Would this example help https://github.com/bgoglin/hwloc/blob/master/doc/examples/memory-attributes.c ?

It shows this on my laptop (no heterogeneous memory, no HMAT):

$ doc/examples/memory-attributes         
There are 1 NUMA nodes
Core L#0 cpuset = 0x00000005
Found 1 local NUMA nodes
NUMA node L#0 P#0 is local to core L#0
  bandwidth is unknown
  latency is unknown
Couldn't find best NUMA node for bandwidth to core L#0

And this on a machine with 2 kinds of memory and HMAT:

$ doc/examples/memory-attributes
There are 8 NUMA nodes
Core L#0 cpuset = 0x00000001
Found 2 local NUMA nodes
NUMA node L#0 P#0 is local to core L#0
  bandwidth = 62100 MiB/s
  latency = 191 ns
NUMA node L#1 P#4 is local to core L#0
  bandwidth = 69100 MiB/s
  latency = 227 ns
Best bandwidth NUMA node for core L#0 is L#1 P#4
Allocated buffer 0x560991f25b30

Closes open-mpi#542 Signed-off-by: Brice Goglin <Brice.Goglin@inria.fr>

aghozzo · 2022-08-19T22:37:51Z

Hi Brice,

First of all let me thank you for the quick reply and code . Excellent support , appreciated
the example is a great start.
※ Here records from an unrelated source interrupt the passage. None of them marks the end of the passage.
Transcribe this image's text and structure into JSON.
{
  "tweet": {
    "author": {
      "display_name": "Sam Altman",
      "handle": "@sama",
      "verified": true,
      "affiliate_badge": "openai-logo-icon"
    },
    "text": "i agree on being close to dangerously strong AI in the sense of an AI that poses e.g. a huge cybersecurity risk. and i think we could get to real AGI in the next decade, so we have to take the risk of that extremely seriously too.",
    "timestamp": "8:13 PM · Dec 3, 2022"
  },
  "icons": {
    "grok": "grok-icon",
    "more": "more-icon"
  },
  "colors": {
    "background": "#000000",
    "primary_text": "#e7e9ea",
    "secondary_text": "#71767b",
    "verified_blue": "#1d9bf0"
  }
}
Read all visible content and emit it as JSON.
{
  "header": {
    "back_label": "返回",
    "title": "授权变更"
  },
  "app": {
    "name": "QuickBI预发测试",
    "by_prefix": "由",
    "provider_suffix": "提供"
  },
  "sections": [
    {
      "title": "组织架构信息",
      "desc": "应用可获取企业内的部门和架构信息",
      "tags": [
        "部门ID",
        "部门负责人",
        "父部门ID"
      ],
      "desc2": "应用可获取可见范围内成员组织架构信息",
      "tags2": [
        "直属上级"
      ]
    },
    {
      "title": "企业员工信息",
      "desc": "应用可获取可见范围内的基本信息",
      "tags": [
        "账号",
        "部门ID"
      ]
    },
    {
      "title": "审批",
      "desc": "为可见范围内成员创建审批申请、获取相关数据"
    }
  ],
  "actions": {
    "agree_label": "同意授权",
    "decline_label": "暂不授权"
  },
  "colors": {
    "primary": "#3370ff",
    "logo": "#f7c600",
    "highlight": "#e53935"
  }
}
I will run few test cases and check.

Please keep the issue open for a week or so to add feedback or if there is a different area for Q/A discussion we can use that.

Again Thanks a bunch

bgoglin · 2022-08-22T07:26:26Z

This issue will be autoclosed by github when I commit the new example to the repository, but feel free to ask other questions here, I'll be notified.

Closes #542 Signed-off-by: Brice Goglin <Brice.Goglin@inria.fr> (cherry picked from commit 8d81da3)

aghozzo · 2022-08-25T19:25:06Z

Hi

Does hwloc work in qemu enviroment setup with HMAT >?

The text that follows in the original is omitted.